Configuration¶
ell provides various configuration options to customize its behavior.
- ell.init(store: Store | str | None = None, verbose: bool = False, autocommit: bool = True, lazy_versioning: bool = True, default_lm_params: Dict[str, Any] | None = None, default_openai_client: OpenAI | None = None) None ¶
Initialize the ELL configuration with various settings.
- Parameters:
verbose (bool) – Set verbosity of ELL operations.
store (Union[Store, str], optional) – Set the store for ELL. Can be a Store instance or a string path for SQLiteStore.
autocommit (bool) – Set autocommit for the store operations.
lazy_versioning (bool) – Enable or disable lazy versioning.
default_lm_params (Dict[str, Any], optional) – Set default parameters for language models.
default_openai_client (openai.Client, optional) – Set the default OpenAI client.
This init
function is a convenience function that sets up the configuration for ell.

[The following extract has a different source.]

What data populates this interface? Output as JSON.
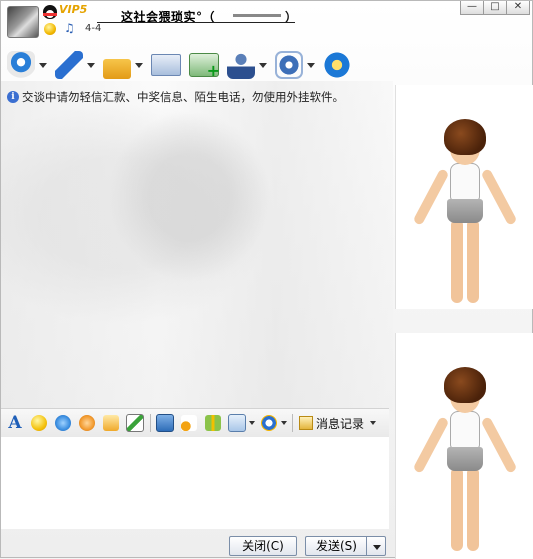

It is a thin wrapper around the Config
class, which is a Pydantic model.
You can modify the global configuration using the ell.config
object which is an instance of Config
:
- pydantic model ell.Config¶
- field autocommit: bool = False¶
If True, enables automatic committing of changes to the store.
- field default_lm_params: Dict[str, Any] [Optional]¶
Default parameters for language models.
- field lazy_versioning: bool = True¶
If True, enables lazy versioning for improved performance.
- field override_wrapped_logging_width: int | None = None¶
If set, overrides the default width for wrapped logging.
- field providers: Dict[Type, Type[Provider]] [Optional]¶
A dictionary mapping client types to provider classes.
- field verbose: bool = False¶
If True, enables verbose logging.
- field wrapped_logging: bool = True¶
If True, enables wrapped logging for better readability.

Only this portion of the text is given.